Solve Work-Energy Problem: Stone Thrown at Mango Tree

[Dumbledore211]

Homework Statement

A stone is thrown keeping target to a mango hanging in the branch of a mango tree. The velocity of the stone while hitting the mango is 9.8ms^-1. If the boy uses half of the energy used before the stone can reach the same height of the mango. Mass of the mango is 250gm.

Homework Equations

v^2=u^2-2gh

The Attempt at a Solution

According to the question the final velocity of the stone hitting the mango should be 9.8ms^-1. The velocity with which the boy projected the stone vertically should be greater than 9.8ms^-1 since it should be enough to counteract the gravitational acceleration. So we can say that the kinetic energy the the stone gains is half the kinetic energy the boy uses to project the stone. The workout is shown below and if I make any silly mistakes or misinterpret the question please point out my mistake and please see if the answer I got is reasonable enough
Let the velocity with which the boy projects the stone be v1
final velocity of the stone v2=9.8ms^-1
According to first condition
Ek1/2=Ek2
v1^2/2= v^2
v1= √2 v2
Hence, v1= 13.86ms^-1≈

v2^2=v1^2-2gh or, (9.8)^2= (13.86)^2-19.6h or, 96.04-192.1= -19.6h or, h= 96.06/19.6
h= 4.9meters
Sorry, I don't have the answer to this prob in my book so I have to make sure if this is the correct one..

 

[CWatters]

If the boy uses half of the energy.. ??

The question doesn't make much sense. Can you check the wording.

 

[Dumbledore211]

That is the part which I found bewildering to understand but I think what the question meant is that the final kinetic energy of the stone hitting the mango becomes half the kinetic energy of the boy that he uses to project the stone vertically . Then the whole problem makes sense...

 

[CWatters]

...if you assume that the weight of the Mango is given just to confuse you.

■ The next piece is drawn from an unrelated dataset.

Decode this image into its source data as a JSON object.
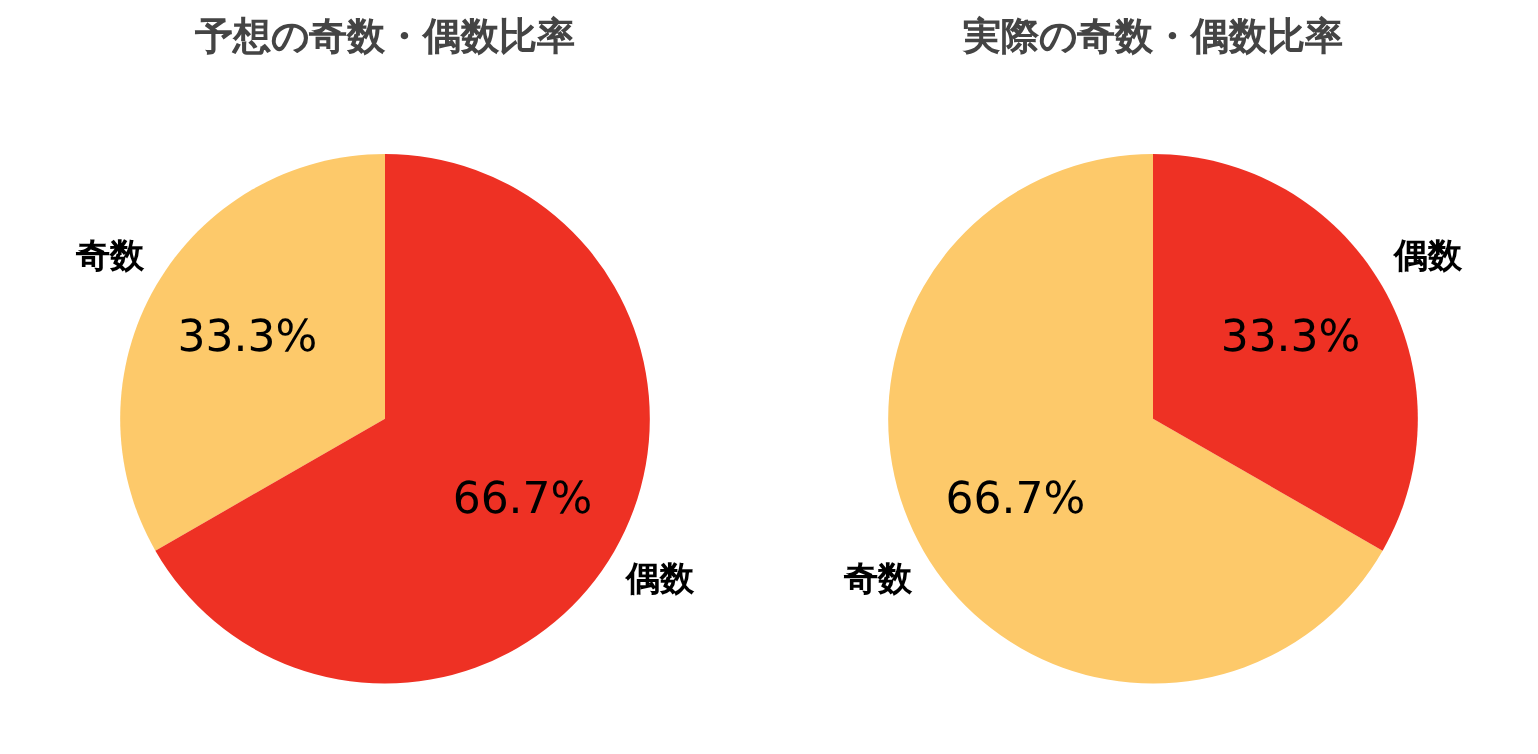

Assuming you are correct then another way to solve the problem is to apply conservation of energy... the PE gain is where the other half of the initial energy went so.

mgh = 0.5 * 0.5mV₁²

then substitute V₁ with √2 V₂

 

[HalfLostAndSearching]

I would like to commend your attempt at solving this work-energy problem. Your solution seems reasonable and follows the correct equations. However, I would like to point out a few things that can help improve your solution.

Firstly, when solving a problem like this, it is important to clearly define your variables and units. In this case, it would be helpful to state the initial and final velocities as v1 and v2, respectively, and specify their units as m/s. This will make it easier for the reader to understand your solution.

Secondly, when using equations, it is important to show all the steps in your calculation, rather than just stating the final equation. This will help to avoid any errors and make it easier for others to follow your solution.

Lastly, I would suggest double-checking your units in your final answer. The final height should have units of meters, not meters per second. So the correct answer would be 4.9 meters.

Overall, your solution seems to be correct and well thought out. Keep up the good work!